Thursday, June 28, 2012

Iklan Dapat Membuka Cakrawala Baru

Laporan dari Kongres Ke-15 Periklanan Se-Asia (I)

Wartawan “SH” Moxa Nadeak

Pengantar: Kongres ke-15 Periklanan se-Asia (The 15th Asian Advertising Congress) berlangsung di Bangkok, Muangthai dari tanggal 7 sampai dengan 11 Juli 1986 lalu. Wartawan “SH” yang turut menghadirinya menyiapkan dua tulisan berupa catatan dari pertemuan itu. Yang pertama dimuat hari ini dah yang kedua besok –Redaksi

JAKARTA—Dua penumpang lelaki duduk di pojok sebuah gerbong kereta api. Di tengah goncangan angkutan umum itu keduanya sama-sama membaca. Yang satu membaca koran, yang lain sebuah buku. Seekor lalat mengganggu mereka. Lelaki pembaca koran menggulung bacaannya dan menyerang si lalat. Ia memukul kaca jendela, lalat terbang. Ia kibaskan ke atas kepalanya, lepas lagi. Lalu memukul meja, lolos lagi. Tiba-tiba si lelaki si pembaca buku, tanpa gerakan berlebihan, menutup bukunya, lalu membukanya. Di sana sudah terjepit sang lalat, dan dengan dua jarinya, bangkai lalat itu dibuangnya.

Iklan televise ini berakhir di situ, dan semua orang bertepuk tangan, lalu sebuah kalimat penduk muncul (Get wise, read books). Kalau mau bijaksana, bacalah buku, begitu kira-kira maksudnya.

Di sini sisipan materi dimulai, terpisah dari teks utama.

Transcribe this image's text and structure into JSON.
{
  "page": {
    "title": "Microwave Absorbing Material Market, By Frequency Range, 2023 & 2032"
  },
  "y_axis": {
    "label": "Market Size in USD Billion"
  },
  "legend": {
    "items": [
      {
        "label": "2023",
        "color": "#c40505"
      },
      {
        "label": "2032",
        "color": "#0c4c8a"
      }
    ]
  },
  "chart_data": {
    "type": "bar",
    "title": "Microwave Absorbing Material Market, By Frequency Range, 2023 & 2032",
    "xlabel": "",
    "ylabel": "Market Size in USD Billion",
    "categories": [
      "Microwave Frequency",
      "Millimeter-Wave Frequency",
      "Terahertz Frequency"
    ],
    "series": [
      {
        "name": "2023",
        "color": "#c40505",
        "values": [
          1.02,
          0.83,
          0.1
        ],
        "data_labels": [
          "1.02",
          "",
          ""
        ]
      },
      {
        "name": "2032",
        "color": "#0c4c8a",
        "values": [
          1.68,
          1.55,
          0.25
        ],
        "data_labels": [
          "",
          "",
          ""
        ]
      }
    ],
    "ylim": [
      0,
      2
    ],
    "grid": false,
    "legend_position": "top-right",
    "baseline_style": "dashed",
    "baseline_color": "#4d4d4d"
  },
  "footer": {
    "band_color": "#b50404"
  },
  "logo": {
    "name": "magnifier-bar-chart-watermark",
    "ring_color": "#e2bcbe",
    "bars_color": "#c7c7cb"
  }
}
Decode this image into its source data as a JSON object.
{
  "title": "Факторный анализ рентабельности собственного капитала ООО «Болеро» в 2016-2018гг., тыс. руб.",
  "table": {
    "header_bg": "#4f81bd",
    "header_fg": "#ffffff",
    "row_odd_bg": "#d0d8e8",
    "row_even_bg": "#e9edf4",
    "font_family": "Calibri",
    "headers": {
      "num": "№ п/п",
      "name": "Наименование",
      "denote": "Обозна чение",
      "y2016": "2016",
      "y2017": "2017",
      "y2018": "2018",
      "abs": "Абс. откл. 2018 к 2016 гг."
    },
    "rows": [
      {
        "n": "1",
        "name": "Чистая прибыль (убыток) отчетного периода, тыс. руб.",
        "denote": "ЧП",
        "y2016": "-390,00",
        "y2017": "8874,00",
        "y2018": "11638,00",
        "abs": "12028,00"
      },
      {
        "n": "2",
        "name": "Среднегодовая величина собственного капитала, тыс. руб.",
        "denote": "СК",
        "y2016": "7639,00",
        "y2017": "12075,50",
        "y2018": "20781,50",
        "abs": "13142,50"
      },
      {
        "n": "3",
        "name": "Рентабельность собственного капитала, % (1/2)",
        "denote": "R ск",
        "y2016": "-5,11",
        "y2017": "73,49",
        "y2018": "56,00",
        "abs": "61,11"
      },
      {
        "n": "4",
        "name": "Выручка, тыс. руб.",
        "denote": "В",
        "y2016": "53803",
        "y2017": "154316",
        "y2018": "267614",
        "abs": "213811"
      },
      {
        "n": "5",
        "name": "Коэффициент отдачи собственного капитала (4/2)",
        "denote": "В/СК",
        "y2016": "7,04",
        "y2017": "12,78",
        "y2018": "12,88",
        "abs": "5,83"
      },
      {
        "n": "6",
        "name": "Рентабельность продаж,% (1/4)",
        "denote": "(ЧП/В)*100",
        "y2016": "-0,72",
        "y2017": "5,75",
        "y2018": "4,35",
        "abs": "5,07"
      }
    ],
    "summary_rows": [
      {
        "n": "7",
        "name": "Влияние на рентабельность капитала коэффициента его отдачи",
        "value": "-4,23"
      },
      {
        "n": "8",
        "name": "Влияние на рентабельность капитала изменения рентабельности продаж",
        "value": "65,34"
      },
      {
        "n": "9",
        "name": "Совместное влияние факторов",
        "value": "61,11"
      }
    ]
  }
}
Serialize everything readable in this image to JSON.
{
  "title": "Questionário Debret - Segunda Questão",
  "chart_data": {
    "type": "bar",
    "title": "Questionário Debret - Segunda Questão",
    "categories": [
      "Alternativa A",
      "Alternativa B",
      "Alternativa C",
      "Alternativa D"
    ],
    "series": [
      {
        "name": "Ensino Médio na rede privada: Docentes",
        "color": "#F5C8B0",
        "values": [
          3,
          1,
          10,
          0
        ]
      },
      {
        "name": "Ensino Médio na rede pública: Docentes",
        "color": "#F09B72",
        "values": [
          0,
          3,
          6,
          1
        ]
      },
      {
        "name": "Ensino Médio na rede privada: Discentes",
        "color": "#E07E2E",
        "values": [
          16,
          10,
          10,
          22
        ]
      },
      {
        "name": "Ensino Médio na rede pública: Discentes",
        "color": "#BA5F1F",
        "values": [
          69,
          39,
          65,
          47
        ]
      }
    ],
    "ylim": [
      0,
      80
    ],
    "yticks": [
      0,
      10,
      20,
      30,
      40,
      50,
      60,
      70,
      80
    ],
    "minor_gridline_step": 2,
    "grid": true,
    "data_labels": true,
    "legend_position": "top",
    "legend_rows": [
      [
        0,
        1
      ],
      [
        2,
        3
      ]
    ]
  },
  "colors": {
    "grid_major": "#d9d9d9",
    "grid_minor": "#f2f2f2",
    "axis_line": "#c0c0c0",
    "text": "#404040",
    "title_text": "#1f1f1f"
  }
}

Inilah salah satu contoh iklan, dikategorikan sebagai “public service”, dipertunjukkan dalam Kongres ke-15 Periklanan se-Asia yang berlangsung di Bangkok, Muangthai pekan lalu. Iklan memang bukan hanya memperkenalkan suatu produksi atau perang antar produksi, atau memamerkan kelebihan sesuatu produksi. Iklan dapat membuka cakrawala baru, secara bertahap mendorong pemirsa ke suatu perilaku tertentu, demi kepentingan kemajuan, yang sehat, produktif dengan menggugah kesadaran masyarakat.

Singapura memenangkan semacam award untuk usaha seperti itu. Mereka menggugah kesadaran masyarakat negara pulau itu menghargai kaum cacat, dan juga bagaimana mahalnya air bersih. ‘Jangan tutup mata Anda melihat orang buta’ demikian kalimat dalam ‘iklan’ tentang kaum cacat itu, dan bunyi tetes-tetes aor yang di-amply sedemikian rupa menggambarkan betapa mahalnya air bersih.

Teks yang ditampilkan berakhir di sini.